You might use your second job to hone your skills in a field you’re already comfortable with, or you might use it as a safe way to learn new skills and break into a new career field entirely. No matter what, make sure it’s something you find interesting and want to spend your time doing.
Your first job
While it might be true that your second job won’t affect your first one in the slightest, it should be noted that your first job should remain your priority. Of course you don’t want your performance to suffer at any place you work, but while you’re juggling multiple jobs, try to be self aware in regards to your performance.
Is your first job suffering your absence as a result of your time being stretched thin? Are you afraid of upsetting your first boss if they find out about your second job? Is your quality of work declining since you don’t have the energy anymore?

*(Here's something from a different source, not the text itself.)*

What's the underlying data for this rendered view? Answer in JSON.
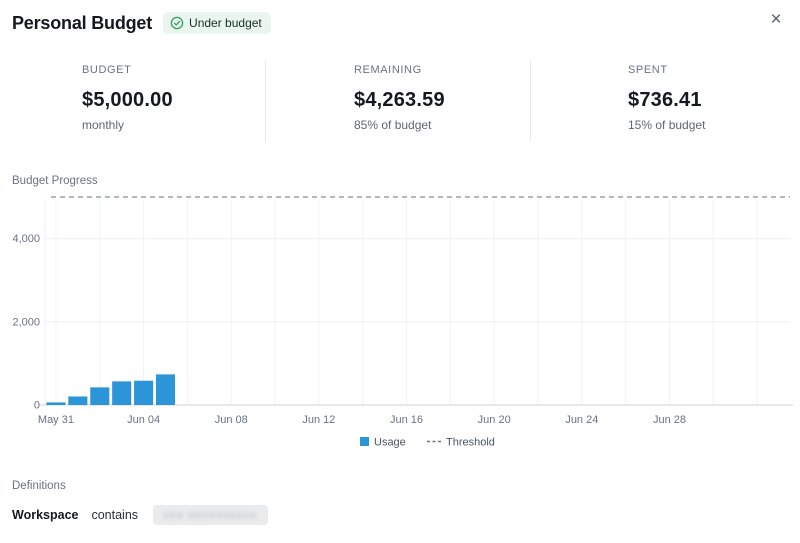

These things are all important to be aware of when working multiple jobs. Make sure you understand your company’s policy on second jobs (especially regarding conflict of interest), be as transparent with both supervisors as possible and continue taking care of yourself so that you can give your best to both. And if you do feel yourself overwhelmed, take the time to reassess when needed.
Your mental health
Having a little extra income is always nice, but it shouldn’t cost your mental health. While working multiple jobs, stay in touch with yourself and be honest about your mental state. If you find the stress becoming chronic, feel anxiety about overcommitting or observe any other conditions as a result of work, consider taking a step back or taking the time to learn effective coping and relaxation methods to help you balance your work and life.